Thursday 12th October, Blue Smoke, Christchurch
w/ Changing Same

Saturday 14th October, Captain Cook, Dunedin
w/ Changing Same

Thursday 16th November, Meow Wellington
w/ Changing Same and Terror of the Deep

Tickets from UTR, Relics Music, RPM, Slow Boat

Sneaky Feelings, one of the original Dunedin Sound bands formed in the early 1980s return with a brand-new album of original songs.

Sneaky Feelings were drawn to a wider variety of musical styles than most early Flying Nun bands and were one of the first to experiment in the recording studio. Perhaps what drove the band to push the limits of a pop band has been the fact that all four members write songs. And while the band may have not played together in recent years, the individual members have continued to hone their songwriting skills.

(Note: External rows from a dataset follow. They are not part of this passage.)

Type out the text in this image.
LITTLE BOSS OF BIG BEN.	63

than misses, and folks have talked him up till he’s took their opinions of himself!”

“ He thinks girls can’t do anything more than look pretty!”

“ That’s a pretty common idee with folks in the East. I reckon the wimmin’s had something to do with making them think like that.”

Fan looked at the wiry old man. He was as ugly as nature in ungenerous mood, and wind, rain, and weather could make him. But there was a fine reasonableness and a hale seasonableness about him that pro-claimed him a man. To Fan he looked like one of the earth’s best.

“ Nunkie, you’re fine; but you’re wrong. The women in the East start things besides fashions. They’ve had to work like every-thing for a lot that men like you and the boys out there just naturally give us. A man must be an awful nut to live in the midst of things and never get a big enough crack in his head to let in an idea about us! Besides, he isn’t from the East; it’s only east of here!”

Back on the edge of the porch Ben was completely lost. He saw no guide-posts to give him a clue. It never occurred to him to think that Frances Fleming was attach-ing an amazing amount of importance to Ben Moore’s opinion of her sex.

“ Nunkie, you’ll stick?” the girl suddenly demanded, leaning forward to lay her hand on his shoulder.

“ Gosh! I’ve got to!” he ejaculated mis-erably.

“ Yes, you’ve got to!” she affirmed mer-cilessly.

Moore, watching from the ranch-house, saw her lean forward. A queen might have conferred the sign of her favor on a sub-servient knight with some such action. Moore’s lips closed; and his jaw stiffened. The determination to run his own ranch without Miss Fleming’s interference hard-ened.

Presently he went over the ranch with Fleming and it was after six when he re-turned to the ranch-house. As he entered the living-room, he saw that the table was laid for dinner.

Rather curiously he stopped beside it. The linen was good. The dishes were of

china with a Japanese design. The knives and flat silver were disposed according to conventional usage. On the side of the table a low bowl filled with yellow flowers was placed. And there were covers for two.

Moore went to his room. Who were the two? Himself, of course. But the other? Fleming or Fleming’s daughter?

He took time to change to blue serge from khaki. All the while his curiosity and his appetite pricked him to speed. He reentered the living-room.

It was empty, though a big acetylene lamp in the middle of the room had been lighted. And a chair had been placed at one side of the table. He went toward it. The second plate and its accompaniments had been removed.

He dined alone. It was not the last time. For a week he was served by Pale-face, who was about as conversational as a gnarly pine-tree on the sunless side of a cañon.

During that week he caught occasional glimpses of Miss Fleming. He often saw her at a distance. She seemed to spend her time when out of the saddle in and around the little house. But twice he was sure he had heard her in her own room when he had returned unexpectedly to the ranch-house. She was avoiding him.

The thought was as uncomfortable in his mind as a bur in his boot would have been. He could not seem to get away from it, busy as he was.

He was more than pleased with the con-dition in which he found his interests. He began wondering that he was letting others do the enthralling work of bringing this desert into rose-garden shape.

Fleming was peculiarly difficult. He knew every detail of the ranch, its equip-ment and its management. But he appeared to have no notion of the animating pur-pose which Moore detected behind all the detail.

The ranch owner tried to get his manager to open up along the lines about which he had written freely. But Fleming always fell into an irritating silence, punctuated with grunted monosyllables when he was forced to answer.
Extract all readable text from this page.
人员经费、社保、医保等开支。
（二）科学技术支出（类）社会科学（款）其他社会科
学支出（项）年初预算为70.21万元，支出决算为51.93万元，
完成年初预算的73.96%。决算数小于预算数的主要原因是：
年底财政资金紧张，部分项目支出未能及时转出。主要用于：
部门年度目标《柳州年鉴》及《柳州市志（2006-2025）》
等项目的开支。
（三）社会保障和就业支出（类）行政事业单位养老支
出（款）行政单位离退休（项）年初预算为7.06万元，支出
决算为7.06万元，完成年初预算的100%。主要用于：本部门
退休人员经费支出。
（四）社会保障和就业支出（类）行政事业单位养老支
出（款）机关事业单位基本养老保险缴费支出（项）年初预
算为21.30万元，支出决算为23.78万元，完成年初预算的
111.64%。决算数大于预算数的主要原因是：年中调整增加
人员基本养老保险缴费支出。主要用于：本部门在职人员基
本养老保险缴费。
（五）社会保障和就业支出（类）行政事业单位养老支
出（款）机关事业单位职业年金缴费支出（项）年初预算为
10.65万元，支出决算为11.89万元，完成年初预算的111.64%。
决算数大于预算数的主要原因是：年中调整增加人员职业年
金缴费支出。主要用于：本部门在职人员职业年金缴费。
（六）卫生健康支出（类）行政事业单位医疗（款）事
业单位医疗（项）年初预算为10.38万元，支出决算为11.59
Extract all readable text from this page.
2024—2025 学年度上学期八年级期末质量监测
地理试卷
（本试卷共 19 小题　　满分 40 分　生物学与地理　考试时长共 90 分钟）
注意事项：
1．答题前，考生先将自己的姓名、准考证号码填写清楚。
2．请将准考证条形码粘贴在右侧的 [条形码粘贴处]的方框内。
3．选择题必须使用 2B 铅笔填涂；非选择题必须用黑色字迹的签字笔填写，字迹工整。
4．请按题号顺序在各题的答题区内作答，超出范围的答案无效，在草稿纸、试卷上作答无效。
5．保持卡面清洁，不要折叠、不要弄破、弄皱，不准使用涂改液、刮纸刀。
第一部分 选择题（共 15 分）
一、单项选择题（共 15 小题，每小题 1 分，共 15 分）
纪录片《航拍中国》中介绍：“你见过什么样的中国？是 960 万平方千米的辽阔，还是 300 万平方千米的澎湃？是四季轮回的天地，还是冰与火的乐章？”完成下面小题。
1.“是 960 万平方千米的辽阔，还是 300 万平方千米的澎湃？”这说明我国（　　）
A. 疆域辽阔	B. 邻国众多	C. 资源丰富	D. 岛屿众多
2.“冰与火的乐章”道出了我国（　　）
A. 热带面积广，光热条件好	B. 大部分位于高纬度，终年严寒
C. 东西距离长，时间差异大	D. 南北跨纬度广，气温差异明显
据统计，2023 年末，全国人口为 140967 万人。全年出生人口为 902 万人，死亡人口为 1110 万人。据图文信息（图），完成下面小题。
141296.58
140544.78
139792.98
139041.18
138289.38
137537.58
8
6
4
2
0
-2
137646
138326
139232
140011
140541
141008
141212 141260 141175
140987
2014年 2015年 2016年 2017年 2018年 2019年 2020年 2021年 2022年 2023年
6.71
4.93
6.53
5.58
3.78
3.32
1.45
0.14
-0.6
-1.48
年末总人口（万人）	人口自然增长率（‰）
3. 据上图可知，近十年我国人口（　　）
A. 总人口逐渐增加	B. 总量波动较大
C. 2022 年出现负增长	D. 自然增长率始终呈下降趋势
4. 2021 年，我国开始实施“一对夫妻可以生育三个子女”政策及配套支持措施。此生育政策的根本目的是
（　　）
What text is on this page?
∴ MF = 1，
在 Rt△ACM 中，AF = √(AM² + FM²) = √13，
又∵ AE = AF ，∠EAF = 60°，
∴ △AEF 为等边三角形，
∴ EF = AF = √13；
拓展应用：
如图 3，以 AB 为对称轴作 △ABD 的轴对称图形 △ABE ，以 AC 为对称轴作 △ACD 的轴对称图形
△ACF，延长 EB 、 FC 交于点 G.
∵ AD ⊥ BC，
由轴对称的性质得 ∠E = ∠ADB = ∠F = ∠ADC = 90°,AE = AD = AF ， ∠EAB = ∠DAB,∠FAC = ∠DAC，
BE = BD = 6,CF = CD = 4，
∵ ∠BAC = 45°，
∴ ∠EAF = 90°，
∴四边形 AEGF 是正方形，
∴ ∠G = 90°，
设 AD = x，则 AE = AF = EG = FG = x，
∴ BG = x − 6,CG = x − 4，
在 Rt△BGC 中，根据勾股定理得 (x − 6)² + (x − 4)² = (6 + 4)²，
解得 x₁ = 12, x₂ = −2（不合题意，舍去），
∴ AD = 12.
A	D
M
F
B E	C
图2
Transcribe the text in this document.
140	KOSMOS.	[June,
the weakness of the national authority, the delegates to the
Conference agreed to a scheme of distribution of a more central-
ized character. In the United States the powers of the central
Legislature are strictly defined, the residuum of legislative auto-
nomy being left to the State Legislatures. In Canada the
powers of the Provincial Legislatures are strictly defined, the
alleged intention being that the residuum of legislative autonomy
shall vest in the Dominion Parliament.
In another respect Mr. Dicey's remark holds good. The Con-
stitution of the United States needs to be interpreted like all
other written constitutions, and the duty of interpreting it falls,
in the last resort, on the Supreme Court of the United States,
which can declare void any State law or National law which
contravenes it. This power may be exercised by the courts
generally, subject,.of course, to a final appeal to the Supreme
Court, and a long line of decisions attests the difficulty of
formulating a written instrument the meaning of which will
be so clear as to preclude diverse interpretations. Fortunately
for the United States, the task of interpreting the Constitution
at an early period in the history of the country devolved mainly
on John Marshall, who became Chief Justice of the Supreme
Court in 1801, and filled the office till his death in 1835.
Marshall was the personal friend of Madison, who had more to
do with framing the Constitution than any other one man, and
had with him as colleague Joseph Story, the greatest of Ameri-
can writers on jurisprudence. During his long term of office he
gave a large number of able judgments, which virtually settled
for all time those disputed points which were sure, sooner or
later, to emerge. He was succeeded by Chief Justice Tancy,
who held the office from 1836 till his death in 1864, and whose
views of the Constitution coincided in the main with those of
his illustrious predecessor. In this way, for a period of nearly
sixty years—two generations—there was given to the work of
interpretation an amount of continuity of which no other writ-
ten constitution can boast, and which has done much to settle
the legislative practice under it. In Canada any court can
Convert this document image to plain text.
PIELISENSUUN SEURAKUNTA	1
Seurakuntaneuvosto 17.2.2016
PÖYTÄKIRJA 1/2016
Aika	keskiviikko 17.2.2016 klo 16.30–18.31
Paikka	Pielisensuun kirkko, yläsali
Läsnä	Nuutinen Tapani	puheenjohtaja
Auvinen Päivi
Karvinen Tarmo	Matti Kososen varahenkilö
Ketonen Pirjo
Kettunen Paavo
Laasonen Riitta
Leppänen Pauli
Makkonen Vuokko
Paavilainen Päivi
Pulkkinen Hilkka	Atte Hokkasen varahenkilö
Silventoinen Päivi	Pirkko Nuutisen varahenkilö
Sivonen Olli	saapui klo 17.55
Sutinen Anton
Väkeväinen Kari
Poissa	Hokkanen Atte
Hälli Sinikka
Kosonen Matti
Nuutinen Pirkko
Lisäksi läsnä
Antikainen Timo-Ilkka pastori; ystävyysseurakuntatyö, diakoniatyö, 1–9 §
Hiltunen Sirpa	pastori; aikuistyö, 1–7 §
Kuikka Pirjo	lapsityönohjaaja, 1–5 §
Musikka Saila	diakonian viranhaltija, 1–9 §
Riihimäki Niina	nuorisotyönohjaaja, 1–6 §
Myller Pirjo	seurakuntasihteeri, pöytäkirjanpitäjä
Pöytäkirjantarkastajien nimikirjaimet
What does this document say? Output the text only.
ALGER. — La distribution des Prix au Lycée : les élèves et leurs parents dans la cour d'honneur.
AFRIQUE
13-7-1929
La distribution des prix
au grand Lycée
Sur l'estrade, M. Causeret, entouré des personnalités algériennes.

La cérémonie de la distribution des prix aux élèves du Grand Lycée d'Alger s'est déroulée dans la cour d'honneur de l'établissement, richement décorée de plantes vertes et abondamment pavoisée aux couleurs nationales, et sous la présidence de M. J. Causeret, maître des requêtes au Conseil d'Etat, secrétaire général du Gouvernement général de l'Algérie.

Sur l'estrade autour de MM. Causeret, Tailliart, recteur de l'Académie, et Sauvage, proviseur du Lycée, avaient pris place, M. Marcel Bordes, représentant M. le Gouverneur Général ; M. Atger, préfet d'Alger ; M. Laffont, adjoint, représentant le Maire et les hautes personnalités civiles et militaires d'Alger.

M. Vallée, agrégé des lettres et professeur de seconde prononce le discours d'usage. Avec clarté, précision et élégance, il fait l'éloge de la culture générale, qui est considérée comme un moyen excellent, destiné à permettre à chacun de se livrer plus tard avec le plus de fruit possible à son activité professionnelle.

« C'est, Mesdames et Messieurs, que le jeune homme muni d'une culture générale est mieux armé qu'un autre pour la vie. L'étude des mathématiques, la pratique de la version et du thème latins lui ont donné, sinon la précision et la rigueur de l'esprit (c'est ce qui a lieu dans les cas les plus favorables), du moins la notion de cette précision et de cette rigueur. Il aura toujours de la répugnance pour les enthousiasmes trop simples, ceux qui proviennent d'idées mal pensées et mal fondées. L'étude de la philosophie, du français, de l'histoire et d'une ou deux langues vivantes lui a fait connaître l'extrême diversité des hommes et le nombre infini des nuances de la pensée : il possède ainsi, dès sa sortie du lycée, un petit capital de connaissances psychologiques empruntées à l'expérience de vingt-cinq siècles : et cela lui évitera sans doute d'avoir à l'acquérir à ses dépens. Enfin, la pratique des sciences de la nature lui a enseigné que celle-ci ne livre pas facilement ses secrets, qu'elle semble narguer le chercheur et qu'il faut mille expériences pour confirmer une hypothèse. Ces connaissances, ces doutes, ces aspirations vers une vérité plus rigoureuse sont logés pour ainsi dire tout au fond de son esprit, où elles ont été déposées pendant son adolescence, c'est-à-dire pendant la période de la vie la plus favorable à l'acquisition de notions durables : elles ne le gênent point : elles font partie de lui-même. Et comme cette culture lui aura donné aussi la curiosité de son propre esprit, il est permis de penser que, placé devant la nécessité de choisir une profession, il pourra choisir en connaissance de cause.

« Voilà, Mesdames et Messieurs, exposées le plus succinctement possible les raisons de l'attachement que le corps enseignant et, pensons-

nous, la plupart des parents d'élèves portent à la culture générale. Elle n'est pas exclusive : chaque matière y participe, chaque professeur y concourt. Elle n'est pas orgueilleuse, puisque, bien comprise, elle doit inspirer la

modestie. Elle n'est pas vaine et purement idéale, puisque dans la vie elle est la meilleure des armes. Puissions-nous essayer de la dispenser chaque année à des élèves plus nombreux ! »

The twelve songs on Progress Junction were recorded over two years in bass player John Kelcher’s Christchurch studio. There was no plan when the band began recording, the four members just had a bunch of songs that suited the Sneaky Feelings sound and feel. As band put the album together they experimented by weaving in snippets of audio from New Zealand radio archives. Voices from the past started talking to the present.

True to the lost New Zealand egalitarian dream, each band member contributed three tracks, and although there was no grand design, each song reflects on an aspects of New Zealand life. The album starts with an invitation from the owner of a junk shop to inspect his treasures (Do You Like That Style') and ends with Ghosts walking out of an abandoned town (Progress Junction). In between there are end of life decisions to be made at a retirement home (Castle of Dreams), celebration of friendship and summer (Summer Song), a warning against unnecessary entanglements (Other People's Lives), a plea for academics to stay true to their calling (Don't Come Down), and earthquakes……All the usual rock and roll subjects ….….. but are the band’s new preoccupations signs of maturity or symptoms of middle age decline' Do they amount to progress'

Wondering where the striking cover came from' Kelcher found a photo of four hard-living West Coast miners from the 1940s staring straight at the camera. When the band saw this haunting image it was like the past was staring straight at them – it had to be the cover.